Harrison Ford Pushed Through ‘Incomprehensible’ Pain In Order To Finish Indiana Jones And The Temple Of Doom
Shortly before “Indiana Jones and the Temple of Doom” hit theaters the United States in May 1984, Harrison Ford spoke to the New York Times about his experience making the film, describing his definition of stunts as “running, jumping, and falling down in a greater variety of ways than you ever believed possible.” This was also where the actor revealed he had reactivated an older back injury when “Temple of Doom” was only two-thirds of the way done with shooting.
So, out of all the intense stunts Ford had to perform for the movie, be it Indy’s scuffle with an assassin at Pankot Palace or his battle with Mola Ram upon a rope bridge, which was the one that did him in?
In true Harrison Ford fashion, the answer was … he got hurt doing something far less impressive.
“Ultimately, I think it was [riding] the elephants that did me in,” Ford told the New York Times, referring to the portion of the movie where Indy and his associates Short Round and Willie Scott (played by Ke Huy Quan and Kate Capshaw, respectively) make their way through northern India riding elephants. The scenes took several days to film and were apparently not to the actor’s liking. As he put it, “The only fun thing about riding elephants is the getting off.”

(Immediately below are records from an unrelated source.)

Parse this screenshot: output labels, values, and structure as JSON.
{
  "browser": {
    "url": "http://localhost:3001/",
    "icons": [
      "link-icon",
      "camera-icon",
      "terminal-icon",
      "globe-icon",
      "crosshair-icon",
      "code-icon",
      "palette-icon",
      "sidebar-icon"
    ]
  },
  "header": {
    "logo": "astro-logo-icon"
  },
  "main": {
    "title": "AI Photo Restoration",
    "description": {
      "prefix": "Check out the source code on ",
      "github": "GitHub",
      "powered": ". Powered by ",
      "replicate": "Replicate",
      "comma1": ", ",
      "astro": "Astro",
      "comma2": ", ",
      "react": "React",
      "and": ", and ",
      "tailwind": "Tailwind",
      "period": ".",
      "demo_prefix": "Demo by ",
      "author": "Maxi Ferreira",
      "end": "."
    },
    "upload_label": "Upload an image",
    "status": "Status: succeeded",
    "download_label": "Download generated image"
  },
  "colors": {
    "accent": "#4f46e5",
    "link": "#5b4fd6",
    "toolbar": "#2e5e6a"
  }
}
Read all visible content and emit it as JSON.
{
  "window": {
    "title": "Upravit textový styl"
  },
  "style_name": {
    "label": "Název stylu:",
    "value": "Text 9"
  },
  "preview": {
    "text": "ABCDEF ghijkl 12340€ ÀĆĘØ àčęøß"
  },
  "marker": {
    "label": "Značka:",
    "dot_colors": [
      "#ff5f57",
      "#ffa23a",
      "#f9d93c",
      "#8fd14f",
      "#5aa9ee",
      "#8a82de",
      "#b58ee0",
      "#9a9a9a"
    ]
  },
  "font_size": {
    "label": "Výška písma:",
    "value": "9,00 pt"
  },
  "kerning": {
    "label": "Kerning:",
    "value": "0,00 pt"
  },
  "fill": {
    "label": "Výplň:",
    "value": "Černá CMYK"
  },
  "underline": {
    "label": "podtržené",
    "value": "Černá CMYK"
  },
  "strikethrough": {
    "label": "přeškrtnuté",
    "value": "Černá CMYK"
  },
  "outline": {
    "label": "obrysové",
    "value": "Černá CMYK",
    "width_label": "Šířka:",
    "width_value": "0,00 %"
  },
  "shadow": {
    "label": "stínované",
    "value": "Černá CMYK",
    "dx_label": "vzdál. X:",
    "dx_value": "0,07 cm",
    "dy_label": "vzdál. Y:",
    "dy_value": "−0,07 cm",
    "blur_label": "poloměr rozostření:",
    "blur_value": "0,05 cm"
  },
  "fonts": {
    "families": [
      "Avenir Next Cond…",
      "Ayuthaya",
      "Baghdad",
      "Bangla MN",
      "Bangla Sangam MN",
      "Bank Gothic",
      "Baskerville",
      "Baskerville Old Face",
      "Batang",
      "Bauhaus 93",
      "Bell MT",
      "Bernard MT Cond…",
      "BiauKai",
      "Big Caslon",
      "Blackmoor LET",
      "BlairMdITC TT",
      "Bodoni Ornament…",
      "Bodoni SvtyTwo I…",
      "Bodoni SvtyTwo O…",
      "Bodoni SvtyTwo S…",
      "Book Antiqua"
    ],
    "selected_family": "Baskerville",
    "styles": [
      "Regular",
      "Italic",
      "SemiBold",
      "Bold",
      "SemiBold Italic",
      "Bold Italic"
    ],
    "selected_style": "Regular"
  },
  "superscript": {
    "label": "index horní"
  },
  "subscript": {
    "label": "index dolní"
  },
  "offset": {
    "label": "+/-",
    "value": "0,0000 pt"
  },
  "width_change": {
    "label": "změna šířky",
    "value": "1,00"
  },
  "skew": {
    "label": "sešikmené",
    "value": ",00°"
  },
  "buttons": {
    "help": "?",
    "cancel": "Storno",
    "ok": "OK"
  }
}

Not wanting to hold up production, Ford continued working in spite of his pain. As “Temple of Doom” co-writer and executive producer George Lucas recalled in an interview for John Baxter’s 1999 book “Mythmaker: The Life and Work of George Lucas” (via Newsweek), “He [Ford] could barely stand up, yet he was there every day so shooting would not stop. He was in incomprehensible pain, but he was still trying to make it happen.”
Eventually, though, filming paused so Ford could be flown to Los Angeles and undergo surgery for the ruptured disk in his back, prior to him returning to the “Temple of Doom” set a mere six weeks later.